Therapy for adoptive parents
Adoption is complex. Joy, pain, loss, and love all occurring at the same time. Adoptive parents, biological parents, and children are all profoundly impacted by their experience with adoption. I have worked with many adoptive, birth, and foster families and enjoy supporting them through the process. At times, many adoptive or foster parents feel lost, their child may be experiencing things that they did not expect, or attempts to support them seem to be falling short. Working with an adoption and trauma competent therapist can help parents navigate the emotional and behavioral dysregulation that their children experience. I use a trauma informed lens and attachment theory to help parents develop the skills and understanding they need to support their adoptive or foster child.
Adoptive Parenting
Parenting as an adoptive parent is a unique experience. Many of the adoptive parents I work with speak of how lonely it can feel. Your friends and family members with children don’t have the same experience with or journey to parenthood that you do. Adoptive parents need support, and often times they need the education and training to understand how to implement trauma informed practices into parenting their children, because parenting in the “typical” way that their peers do falls short. I have spent a lot of time working with adoptive families, foster families, and biological families in my therapy practice and in research.

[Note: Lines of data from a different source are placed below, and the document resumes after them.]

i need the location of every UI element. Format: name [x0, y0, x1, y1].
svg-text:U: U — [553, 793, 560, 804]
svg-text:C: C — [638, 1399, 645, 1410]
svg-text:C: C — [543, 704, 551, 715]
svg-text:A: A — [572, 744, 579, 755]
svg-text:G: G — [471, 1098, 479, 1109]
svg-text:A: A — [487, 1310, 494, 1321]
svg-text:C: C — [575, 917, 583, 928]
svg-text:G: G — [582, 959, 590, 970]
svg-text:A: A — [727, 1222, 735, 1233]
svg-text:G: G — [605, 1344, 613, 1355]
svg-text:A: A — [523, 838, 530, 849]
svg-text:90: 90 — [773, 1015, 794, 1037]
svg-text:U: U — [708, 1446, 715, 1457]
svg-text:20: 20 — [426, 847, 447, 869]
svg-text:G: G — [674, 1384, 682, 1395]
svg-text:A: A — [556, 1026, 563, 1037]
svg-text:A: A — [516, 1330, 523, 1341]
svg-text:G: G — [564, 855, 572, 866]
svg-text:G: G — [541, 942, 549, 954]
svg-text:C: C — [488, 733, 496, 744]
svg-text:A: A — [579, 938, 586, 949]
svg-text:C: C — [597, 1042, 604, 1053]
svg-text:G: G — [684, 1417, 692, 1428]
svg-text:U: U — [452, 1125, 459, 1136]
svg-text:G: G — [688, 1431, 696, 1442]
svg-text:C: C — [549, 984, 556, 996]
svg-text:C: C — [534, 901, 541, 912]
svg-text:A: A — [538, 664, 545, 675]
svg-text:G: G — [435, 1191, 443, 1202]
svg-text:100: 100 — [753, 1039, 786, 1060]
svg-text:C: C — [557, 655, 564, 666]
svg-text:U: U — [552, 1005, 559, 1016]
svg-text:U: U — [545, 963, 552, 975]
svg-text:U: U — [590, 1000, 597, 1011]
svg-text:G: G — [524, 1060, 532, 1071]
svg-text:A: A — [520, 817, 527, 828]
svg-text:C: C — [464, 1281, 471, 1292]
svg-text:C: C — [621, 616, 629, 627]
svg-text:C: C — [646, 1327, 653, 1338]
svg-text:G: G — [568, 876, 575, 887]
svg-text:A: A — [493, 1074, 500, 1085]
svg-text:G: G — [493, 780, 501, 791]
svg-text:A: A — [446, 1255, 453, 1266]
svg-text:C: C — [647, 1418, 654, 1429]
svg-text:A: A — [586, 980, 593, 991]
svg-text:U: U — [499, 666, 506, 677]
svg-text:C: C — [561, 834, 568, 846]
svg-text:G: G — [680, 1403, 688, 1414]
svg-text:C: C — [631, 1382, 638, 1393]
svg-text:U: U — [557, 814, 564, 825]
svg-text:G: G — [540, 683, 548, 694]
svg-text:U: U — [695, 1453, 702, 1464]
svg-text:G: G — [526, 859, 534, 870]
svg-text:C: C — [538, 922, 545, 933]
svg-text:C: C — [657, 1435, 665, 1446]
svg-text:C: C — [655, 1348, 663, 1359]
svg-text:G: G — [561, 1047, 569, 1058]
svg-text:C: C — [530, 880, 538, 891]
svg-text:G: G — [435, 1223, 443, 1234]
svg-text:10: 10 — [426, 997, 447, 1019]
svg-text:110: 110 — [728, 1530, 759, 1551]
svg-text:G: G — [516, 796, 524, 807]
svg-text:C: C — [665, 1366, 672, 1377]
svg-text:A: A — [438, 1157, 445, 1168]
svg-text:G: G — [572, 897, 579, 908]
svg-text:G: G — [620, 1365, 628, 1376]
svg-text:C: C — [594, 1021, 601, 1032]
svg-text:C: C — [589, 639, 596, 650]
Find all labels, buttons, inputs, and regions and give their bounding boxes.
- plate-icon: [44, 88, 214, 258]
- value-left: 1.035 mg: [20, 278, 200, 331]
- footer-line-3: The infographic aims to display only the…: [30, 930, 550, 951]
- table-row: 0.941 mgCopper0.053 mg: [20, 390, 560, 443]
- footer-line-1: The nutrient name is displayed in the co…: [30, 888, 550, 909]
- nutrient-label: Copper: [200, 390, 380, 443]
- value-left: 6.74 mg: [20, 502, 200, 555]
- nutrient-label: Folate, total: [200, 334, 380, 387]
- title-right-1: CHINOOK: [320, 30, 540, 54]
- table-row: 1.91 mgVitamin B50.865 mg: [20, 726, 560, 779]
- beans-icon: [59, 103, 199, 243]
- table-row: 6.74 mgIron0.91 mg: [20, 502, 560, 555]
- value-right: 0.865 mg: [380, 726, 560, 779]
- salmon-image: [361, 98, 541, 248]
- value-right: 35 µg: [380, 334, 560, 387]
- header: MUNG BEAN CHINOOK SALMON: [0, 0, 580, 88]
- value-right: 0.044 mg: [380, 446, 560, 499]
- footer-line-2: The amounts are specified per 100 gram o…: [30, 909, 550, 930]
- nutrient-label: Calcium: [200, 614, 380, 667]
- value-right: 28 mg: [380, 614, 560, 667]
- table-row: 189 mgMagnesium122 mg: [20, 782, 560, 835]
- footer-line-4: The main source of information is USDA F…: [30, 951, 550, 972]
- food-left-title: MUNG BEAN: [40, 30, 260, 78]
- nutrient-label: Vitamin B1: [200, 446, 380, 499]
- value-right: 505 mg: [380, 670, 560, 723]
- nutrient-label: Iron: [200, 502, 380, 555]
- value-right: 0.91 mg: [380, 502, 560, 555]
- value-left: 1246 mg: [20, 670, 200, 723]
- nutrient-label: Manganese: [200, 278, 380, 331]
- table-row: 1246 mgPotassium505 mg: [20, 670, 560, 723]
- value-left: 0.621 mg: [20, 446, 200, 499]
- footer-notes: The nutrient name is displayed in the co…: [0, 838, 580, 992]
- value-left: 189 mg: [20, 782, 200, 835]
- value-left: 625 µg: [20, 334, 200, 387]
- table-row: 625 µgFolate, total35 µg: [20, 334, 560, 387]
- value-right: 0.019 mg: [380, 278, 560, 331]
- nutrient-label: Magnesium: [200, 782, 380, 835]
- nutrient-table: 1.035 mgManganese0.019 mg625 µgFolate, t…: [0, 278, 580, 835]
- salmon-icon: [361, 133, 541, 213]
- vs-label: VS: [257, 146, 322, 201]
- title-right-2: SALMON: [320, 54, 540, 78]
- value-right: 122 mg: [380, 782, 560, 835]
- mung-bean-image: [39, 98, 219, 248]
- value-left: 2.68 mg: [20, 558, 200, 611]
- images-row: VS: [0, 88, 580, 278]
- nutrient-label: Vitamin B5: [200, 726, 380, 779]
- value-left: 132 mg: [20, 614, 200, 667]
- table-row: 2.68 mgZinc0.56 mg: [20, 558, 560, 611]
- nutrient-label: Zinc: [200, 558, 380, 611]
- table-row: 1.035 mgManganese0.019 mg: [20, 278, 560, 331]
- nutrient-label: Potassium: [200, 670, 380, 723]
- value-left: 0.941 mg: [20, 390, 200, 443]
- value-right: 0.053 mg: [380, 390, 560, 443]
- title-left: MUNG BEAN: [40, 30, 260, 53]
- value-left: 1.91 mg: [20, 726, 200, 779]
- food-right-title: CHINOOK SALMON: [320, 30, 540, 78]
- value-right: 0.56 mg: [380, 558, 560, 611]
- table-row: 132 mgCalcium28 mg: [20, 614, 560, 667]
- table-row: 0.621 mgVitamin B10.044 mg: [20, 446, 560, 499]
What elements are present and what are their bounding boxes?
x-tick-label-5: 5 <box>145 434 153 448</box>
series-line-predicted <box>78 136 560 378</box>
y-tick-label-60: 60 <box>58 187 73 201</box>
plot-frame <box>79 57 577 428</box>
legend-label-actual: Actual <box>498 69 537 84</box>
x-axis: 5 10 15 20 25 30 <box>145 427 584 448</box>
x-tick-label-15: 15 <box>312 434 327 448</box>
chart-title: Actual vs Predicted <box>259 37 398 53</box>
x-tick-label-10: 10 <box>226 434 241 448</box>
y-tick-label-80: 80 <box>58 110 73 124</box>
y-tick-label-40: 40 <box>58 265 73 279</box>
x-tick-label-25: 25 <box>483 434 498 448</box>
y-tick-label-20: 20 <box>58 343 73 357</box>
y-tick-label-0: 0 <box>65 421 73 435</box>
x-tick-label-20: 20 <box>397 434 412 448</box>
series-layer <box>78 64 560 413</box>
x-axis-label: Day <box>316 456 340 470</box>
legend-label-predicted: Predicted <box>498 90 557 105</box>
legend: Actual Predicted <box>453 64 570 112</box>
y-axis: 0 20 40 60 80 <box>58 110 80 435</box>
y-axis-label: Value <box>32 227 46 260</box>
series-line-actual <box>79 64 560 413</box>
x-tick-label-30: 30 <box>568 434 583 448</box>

I aim to make sure that the adoptive parents that work with me do not feel alone. Many of my clients have experienced traumas and stressors related to their experience as adoptive parents. For so many adoptive parents their day to day experience is focused on making sure their children get the help and support that they need and they often put their own needs on the back burner. I’m hear to listen to your story, to support you as a parent, and to help you develop the tools you need to help your kids grow up to be happy, healthy, and feel loved, no matter how your family started.